但是虽然启动了6006端口,但是加载文件失败,这个问题留到后面解决,继续跟进tensorflow学习
更新几个现有的demo
如路径为:E:\MyTensorBoard\logs, logs中又包含train和test。此时,TensorBoard通过读取事件文件来运行,通过在cmd 中键入命令:tensorboard --logdir=log文件路径。按照我们当前目录,若写成:tensorboard --logdir=E:\MyTensorBoard\logs显示结果是:No scalar、No image...,然而查了几遍代码也没有问题,事件文件也没有问题。解决方法:方法一:将cmd的默认路径cd到log文件的上一层,即cd /d E:\MyTensorBoard,之后等号后面直接键入log文件名即可,不需写全路径,即 tensorboard --logdir=logs。方法二:双斜杠,即tensorboard --logdir=E://MyTensorBoard//logs。最后根据得到的网址http://hostIP:6006,在chrome里打开,就可以可视化我们的图表了,幸福来的太突然
Tensor与Graph可视化
- Summary:所有需要在TensorBoard上展示的统计结果。
- tf.name_scope():为Graph中的Tensor添加层级,TensorBoard会按照代码指定的层级进行展示,初始状态下只绘制最高层级的效果,点击后可展开层级看到下一层的细节。

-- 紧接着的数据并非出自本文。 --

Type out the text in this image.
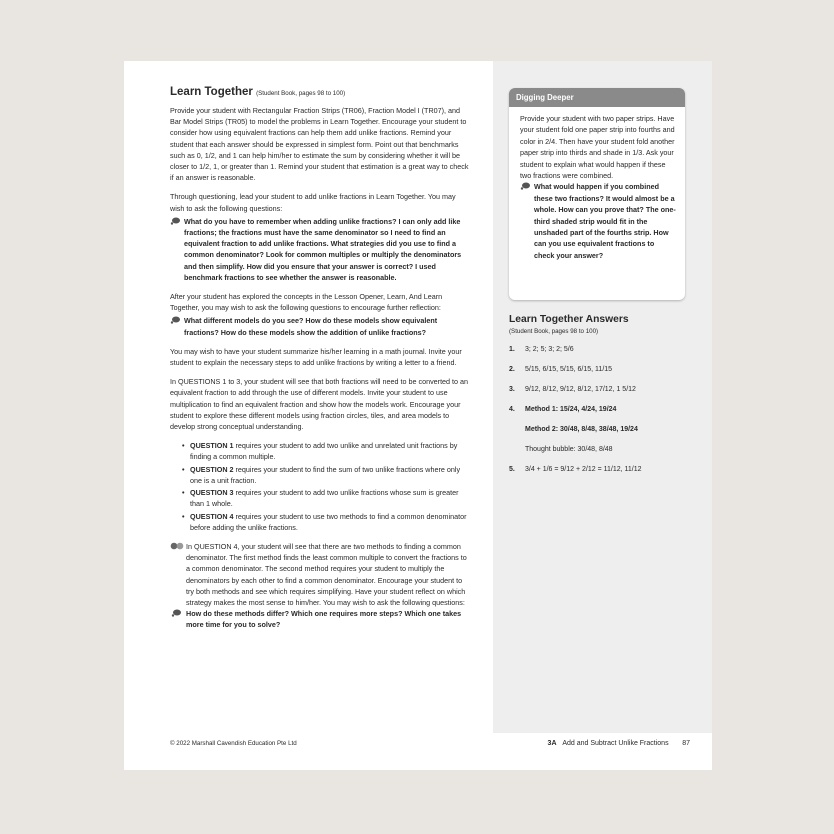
Learn Together (Student Book, pages 98 to 100)

Provide your student with Rectangular Fraction Strips (TR06), Fraction Model I (TR07), and Bar Model Strips (TR05) to model the problems in Learn Together. Encourage your student to consider how using equivalent fractions can help them add unlike fractions. Remind your student that each answer should be expressed in simplest form. Point out that benchmarks such as 0, 1/2, and 1 can help him/her to estimate the sum by considering whether it will be closer to 1/2, 1, or greater than 1. Remind your student that estimation is a great way to check if an answer is reasonable.

Through questioning, lead your student to add unlike fractions in Learn Together. You may wish to ask the following questions:

What do you have to remember when adding unlike fractions? I can only add like fractions; the fractions must have the same denominator so I need to find an equivalent fraction to add unlike fractions. What strategies did you use to find a common denominator? Look for common multiples or multiply the denominators and then simplify. How did you ensure that your answer is correct? I used benchmark fractions to see whether the answer is reasonable.

After your student has explored the concepts in the Lesson Opener, Learn, And Learn Together, you may wish to ask the following questions to encourage further reflection:

What different models do you see? How do these models show equivalent fractions? How do these models show the addition of unlike fractions?

You may wish to have your student summarize his/her learning in a math journal. Invite your student to explain the necessary steps to add unlike fractions by writing a letter to a friend.

In QUESTIONS 1 to 3, your student will see that both fractions will need to be converted to an equivalent fraction to add through the use of different models. Invite your student to use multiplication to find an equivalent fraction and show how the models work. Encourage your student to explore these different models using fraction circles, tiles, and area models to develop strong conceptual understanding.

• QUESTION 1 requires your student to add two unlike and unrelated unit fractions by finding a common multiple.
• QUESTION 2 requires your student to find the sum of two unlike fractions where only one is a unit fraction.
• QUESTION 3 requires your student to add two unlike fractions whose sum is greater than 1 whole.
• QUESTION 4 requires your student to use two methods to find a common denominator before adding the unlike fractions.
In QUESTION 4, your student will see that there are two methods to finding a common denominator. The first method finds the least common multiple to convert the fractions to a common denominator. The second method requires your student to multiply the denominators by each other to find a common denominator. Encourage your student to try both methods and see which requires simplifying. Have your student reflect on which strategy makes the most sense to him/her. You may wish to ask the following questions:
How do these methods differ? Which one requires more steps? Which one takes more time for you to solve?
Digging Deeper

Provide your student with two paper strips. Have your student fold one paper strip into fourths and color in 2/4. Then have your student fold another paper strip into thirds and shade in 1/3. Ask your student to explain what would happen if these two fractions were combined.

What would happen if you combined these two fractions? It would almost be a whole. How can you prove that? The one-third shaded strip would fit in the unshaded part of the fourths strip. How can you use equivalent fractions to check your answer?
Learn Together Answers
(Student Book, pages 98 to 100)
1.	3; 2; 5; 3; 2; 5/6
2.	5/15, 6/15, 5/15, 6/15, 11/15
3.	9/12, 8/12, 9/12, 8/12, 17/12, 1 5/12
4.	Method 1: 15/24, 4/24, 19/24
Method 2: 30/48, 8/48, 38/48, 19/24
Thought bubble: 30/48, 8/48
5.	3/4 + 1/6 = 9/12 + 2/12 = 11/12, 11/12
© 2022 Marshall Cavendish Education Pte Ltd	3A Add and Subtract Unlike Fractions 87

- tf.summary.scalar():添加标量统计结果。
- tf.summary.histogram():添加任意shape的Tensor,统计这个Tensor的取值分布。
- tf.summary.merge_all():添加一个操作,代表执行所有summary操作,这样可以避免人工执行每一个summary op。
- tf.summary.FileWrite:用于将Summary写入磁盘,需要制定存储路径logdir,如果传递了Graph对象,则在Graph Visualization会显示Tensor Shape Information。执行summary op后,将返回结果传递给add_summary()方法即可。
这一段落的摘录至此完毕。